Le paludisme et les infections respiratoires font rage parmi
les adultes, et les enfants, déjà affaiblis
par la diarrhée et la malnutrition, sont infestés
par la conjonctivite. Cette foule misérable se compose
principalement de femmes et d’enfants. Les vieillards
et les tout petits, particulièrement vulnérables,
ont été les premiers à succomber.
J’observe un enfant d’environ deux ans. Son estomac
distendu est le symptôme manifeste de la bilharziose,
ses membres émaciés témoignent d’une
évidente malnutrition, ses yeux sont dévorés
par la conjonctivite. Une mouche s’y promène
en toute quiétude – le malheureux n’a plus
la force de la chasser.

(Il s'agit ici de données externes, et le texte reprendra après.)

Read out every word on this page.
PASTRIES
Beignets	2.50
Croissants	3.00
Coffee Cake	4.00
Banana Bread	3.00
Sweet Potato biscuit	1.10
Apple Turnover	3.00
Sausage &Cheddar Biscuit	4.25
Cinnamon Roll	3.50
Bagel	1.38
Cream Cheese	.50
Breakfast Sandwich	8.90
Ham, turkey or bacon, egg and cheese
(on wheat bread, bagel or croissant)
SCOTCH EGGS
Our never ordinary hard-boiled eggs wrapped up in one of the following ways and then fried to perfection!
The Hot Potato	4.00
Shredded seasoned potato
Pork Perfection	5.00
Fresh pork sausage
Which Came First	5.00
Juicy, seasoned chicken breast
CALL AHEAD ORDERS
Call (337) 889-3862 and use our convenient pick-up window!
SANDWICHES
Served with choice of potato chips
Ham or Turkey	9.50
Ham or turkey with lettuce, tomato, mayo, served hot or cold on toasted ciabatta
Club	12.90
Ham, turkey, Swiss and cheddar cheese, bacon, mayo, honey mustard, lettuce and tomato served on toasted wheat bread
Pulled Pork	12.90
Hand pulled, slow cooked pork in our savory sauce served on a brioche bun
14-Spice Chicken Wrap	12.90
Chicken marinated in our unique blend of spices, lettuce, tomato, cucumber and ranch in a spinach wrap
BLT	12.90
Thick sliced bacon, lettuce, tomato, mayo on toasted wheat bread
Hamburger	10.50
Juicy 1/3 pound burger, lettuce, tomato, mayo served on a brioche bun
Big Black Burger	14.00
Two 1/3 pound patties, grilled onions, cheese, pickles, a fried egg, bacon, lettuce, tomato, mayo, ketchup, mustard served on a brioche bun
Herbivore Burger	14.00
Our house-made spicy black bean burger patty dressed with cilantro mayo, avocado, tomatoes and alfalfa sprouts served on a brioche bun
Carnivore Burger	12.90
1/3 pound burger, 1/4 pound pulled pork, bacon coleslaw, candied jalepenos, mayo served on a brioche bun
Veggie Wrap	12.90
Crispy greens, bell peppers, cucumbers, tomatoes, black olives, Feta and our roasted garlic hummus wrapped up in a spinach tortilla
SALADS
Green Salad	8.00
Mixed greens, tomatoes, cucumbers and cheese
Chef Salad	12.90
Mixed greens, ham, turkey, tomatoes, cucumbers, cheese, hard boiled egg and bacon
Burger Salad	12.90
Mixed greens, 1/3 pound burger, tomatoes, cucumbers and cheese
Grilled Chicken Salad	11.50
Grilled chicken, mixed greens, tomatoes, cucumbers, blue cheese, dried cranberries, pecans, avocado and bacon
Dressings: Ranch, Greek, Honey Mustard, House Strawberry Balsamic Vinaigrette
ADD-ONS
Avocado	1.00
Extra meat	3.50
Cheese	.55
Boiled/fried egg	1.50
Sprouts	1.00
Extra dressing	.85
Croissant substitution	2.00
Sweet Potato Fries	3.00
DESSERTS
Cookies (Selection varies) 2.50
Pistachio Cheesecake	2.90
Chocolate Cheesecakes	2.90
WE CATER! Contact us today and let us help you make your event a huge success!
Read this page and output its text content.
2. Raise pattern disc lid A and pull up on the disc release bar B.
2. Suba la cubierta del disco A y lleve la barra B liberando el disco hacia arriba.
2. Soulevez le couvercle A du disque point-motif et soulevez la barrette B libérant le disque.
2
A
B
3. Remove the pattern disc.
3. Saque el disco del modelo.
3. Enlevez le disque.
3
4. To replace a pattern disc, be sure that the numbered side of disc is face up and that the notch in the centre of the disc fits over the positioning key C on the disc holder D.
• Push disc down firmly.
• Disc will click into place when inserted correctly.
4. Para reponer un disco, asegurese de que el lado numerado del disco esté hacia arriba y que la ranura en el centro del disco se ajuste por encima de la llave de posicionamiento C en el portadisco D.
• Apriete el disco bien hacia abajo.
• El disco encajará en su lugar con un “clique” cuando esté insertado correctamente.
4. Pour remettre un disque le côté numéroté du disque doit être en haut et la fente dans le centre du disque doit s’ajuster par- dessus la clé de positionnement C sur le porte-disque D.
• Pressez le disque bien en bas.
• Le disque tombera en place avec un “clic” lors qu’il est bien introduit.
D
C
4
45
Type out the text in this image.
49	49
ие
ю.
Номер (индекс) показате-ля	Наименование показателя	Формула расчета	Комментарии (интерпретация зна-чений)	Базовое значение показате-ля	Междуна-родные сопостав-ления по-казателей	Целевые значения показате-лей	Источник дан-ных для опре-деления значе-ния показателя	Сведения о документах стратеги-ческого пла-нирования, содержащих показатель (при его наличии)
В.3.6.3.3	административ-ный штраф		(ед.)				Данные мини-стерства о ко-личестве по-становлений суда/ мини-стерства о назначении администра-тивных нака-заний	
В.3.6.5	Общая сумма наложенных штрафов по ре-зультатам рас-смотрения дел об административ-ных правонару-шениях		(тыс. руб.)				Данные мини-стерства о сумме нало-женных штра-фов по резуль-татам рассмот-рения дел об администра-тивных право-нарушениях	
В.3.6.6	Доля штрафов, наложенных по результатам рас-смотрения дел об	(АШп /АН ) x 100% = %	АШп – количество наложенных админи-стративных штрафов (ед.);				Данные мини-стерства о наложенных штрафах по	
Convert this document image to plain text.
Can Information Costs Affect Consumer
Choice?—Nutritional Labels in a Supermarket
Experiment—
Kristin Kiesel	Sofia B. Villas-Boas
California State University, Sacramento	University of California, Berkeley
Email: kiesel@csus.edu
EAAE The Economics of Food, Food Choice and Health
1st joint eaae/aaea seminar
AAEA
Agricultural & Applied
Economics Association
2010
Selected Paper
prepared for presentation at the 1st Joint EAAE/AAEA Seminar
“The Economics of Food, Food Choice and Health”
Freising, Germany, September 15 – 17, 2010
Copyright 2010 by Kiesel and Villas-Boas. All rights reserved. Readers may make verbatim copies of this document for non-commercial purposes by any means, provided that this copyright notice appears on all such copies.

Un peu plus loin, une femme fixe son
village, englouti sous les eaux quelques mètres plus
bas. “C’était ma maison”, dit-elle
en désignant un toit de paille encore partiellement
émergé.
Alors que nous repartons à bord du bateau, laissant
derrière nous ces milliers de désespérés,
personne ne dit mot. Plongés dans notre méditation
où se mêlent des sentiments d’impuissance,
de tristesse et d’amertume, mais aussi de colère,
nous gardons ainsi le silence plus d’une heure durant.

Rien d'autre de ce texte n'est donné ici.